La Chine est une puissance dont la présence se fait de plus en plus ressentir dans le Sud-Caucase. Si pendant longtemps la région a été ignorée par la politique extérieure de Pékin, elle est aujourd’hui un marché à conquérir pour les entreprises chinoises.

            Les intérêts de la puissance asiatique sont essentiellement économiques. En effet, le coût du transport maritime des marchandises de la Chine vers l’Europe est à la hausse depuis plusieurs années, d’autant plus depuis la crise sanitaire mondiale où les coûts ont quadruplé entre octobre 2020 et janvier 2021.[1]

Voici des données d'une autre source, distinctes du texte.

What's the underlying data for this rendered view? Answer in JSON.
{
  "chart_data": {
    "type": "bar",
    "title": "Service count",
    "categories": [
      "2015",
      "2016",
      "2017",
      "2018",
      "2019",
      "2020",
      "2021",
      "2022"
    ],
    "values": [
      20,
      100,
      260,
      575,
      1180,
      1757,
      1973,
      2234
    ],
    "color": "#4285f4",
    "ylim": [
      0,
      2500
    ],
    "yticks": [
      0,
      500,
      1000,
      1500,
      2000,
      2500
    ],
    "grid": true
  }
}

            Le Sud-Caucase apparaît comme l’opportunité pour la Chine de construire ou reconstruire la Route de la Soie vers l’Europe, en favorisant le transport ferroviaire à travers l’Azerbaïdjan et la Géorgie. C’est pourquoi, depuis la chute de l’URSS en 1991, la Chine investit dans les secteurs « de la construction et de la banque ».[2] Ainsi, Pékin s’immisce dans l’économie sud-caucasienne, et favorise les partenariats économiques dans l’optique de dessiner cette nouvelle route qui réduira davantage les coûts de transports des marchandises vers le Vieux Continent.

Sur cette carte, le Sud-Caucase fait office d’« itinéraire de test » pour Pékin. Cette nouvelle ligne a notamment pour but d’éviter l’engorgement du Transsibérien.[3] En effet le train chargé du transport entre la Chine et l’Europe en passant par la Sibérie est un convoi de 6000 tonnes allant à une vitesse de 50 km/h, notamment à cause du terrain accidenté.[4] Cette ligne ferroviaire n’est pas assez efficace pour assurer le transport sino-européen. C’est pourquoi la Chine a mis en place la ligne test du Sud-Caucase.[5]

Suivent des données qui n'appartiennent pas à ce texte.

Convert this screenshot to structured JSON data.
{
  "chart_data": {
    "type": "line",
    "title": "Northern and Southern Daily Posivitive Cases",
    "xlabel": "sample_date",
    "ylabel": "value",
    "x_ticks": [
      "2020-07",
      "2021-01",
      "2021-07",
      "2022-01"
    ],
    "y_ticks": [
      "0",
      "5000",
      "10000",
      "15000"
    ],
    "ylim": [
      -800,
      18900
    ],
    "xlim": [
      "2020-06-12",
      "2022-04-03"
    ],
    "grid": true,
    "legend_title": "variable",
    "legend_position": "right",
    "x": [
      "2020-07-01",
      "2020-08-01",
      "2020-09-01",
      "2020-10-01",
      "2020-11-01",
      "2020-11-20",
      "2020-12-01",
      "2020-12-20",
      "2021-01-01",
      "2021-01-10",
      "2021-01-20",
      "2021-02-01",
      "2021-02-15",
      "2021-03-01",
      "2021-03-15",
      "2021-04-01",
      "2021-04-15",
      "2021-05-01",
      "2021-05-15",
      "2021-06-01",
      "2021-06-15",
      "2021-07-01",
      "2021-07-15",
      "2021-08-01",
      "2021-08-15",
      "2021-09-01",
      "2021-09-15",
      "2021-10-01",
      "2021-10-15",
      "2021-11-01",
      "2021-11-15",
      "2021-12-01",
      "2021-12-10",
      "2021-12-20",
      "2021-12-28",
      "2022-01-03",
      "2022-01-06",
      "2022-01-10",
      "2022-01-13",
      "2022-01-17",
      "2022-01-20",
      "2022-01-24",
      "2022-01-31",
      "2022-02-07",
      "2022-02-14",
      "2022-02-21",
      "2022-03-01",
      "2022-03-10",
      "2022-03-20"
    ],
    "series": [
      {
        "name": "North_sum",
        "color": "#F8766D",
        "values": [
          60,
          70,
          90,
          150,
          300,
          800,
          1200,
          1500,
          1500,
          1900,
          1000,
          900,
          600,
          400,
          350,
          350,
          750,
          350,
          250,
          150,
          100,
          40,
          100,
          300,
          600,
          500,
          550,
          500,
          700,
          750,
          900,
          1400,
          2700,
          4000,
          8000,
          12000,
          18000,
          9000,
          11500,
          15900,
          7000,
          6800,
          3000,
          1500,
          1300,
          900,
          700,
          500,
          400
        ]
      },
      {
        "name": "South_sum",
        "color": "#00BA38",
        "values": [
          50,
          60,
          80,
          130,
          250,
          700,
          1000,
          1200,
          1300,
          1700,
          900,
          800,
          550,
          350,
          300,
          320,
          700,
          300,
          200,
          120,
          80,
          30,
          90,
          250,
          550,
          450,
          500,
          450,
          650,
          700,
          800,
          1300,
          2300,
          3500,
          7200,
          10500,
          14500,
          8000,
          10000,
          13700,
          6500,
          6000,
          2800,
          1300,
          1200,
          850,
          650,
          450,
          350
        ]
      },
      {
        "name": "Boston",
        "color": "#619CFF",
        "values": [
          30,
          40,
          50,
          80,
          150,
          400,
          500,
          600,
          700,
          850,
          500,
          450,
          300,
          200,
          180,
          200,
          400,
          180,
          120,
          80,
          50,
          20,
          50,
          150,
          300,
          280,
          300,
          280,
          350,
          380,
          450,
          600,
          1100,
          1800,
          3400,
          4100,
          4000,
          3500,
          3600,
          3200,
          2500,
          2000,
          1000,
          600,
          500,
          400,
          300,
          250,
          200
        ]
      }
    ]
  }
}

            Par conséquent, depuis 2015, Pékin investit des milliards de dollars dans le Sud-Caucase, notamment dans les infrastructures portuaires dans le but de favoriser le transport de marchandises vers l’Europe. La Chine a par exemple dépensé plus d’1,5Md$ sur le port d’Alyat qui borde la Mer Caspienne, ou encore 160M$ pour un tunnel ferroviaire en Géorgie.

            Néanmoins, la Chine reste hésitante. Comme le note Pierre Andrieu, ancien co-président français du Groupe de Minsk, Pékin voit en le Sud-Caucase une « région instable et lointaine, qui ne peut être atteinte qu’en traversant de vastes déserts et une mer Caspienne capricieuse ».[6] Pour le moment, selon Pierre Andrieu, seule la Russie peut amener Pékin à s’intégrer davantage dans le paysage caucasien, notamment à travers une « Pax Sinica géoéconomique » ayant pour objectif de poursuivre les « projets russes ».[7]

            Malgré ces hésitations, la présence de la Chine dans le Sud-Caucase est un fait géopolitique important et qui ne laisse pas les voisins du Sud-Caucase indifférents. Il s’agit d’une puissance mondiale, dotée d’une grande influence et de moyens financiers conséquents, qui pourrait bien concurrencer l’influence des puissances voisines dans les années à venir telles que la Turquie, ou même celles de l’Occident ou la Russie.

 

Anthony Renard

 

[1] « Le prix du fret maritime au départ de Chine s'envole », La Tribune, Économie internationale, 20 jan. 2021.

[2] Gaïdz Minassian, « La Chine fait son entrée dans le Caucase du Sud », Le Monde, 18 nov. 2017.

[3] Joël Forthoffer, « Corridors ferroviaires Europe – Asie et coopération internationale : quelles perspectives de développement ? », Bulletin de l’association de géographes français, 96-3,  2019, p. 405-420.

[4] Alain Cariou, « Du Transsibérien au corridor eurasiatique », EchoGéo [En ligne], 49 | 2019, mis en ligne le 25 octobre 2019, consulté le 10 mai 2021.

[5] Pierre Andrieu, « Les bouleversements géostratégiques dans le Sud-Caucase », Telos [En ligne], 16 avril 2021.

[6] Ibid.  

[7] Ibid.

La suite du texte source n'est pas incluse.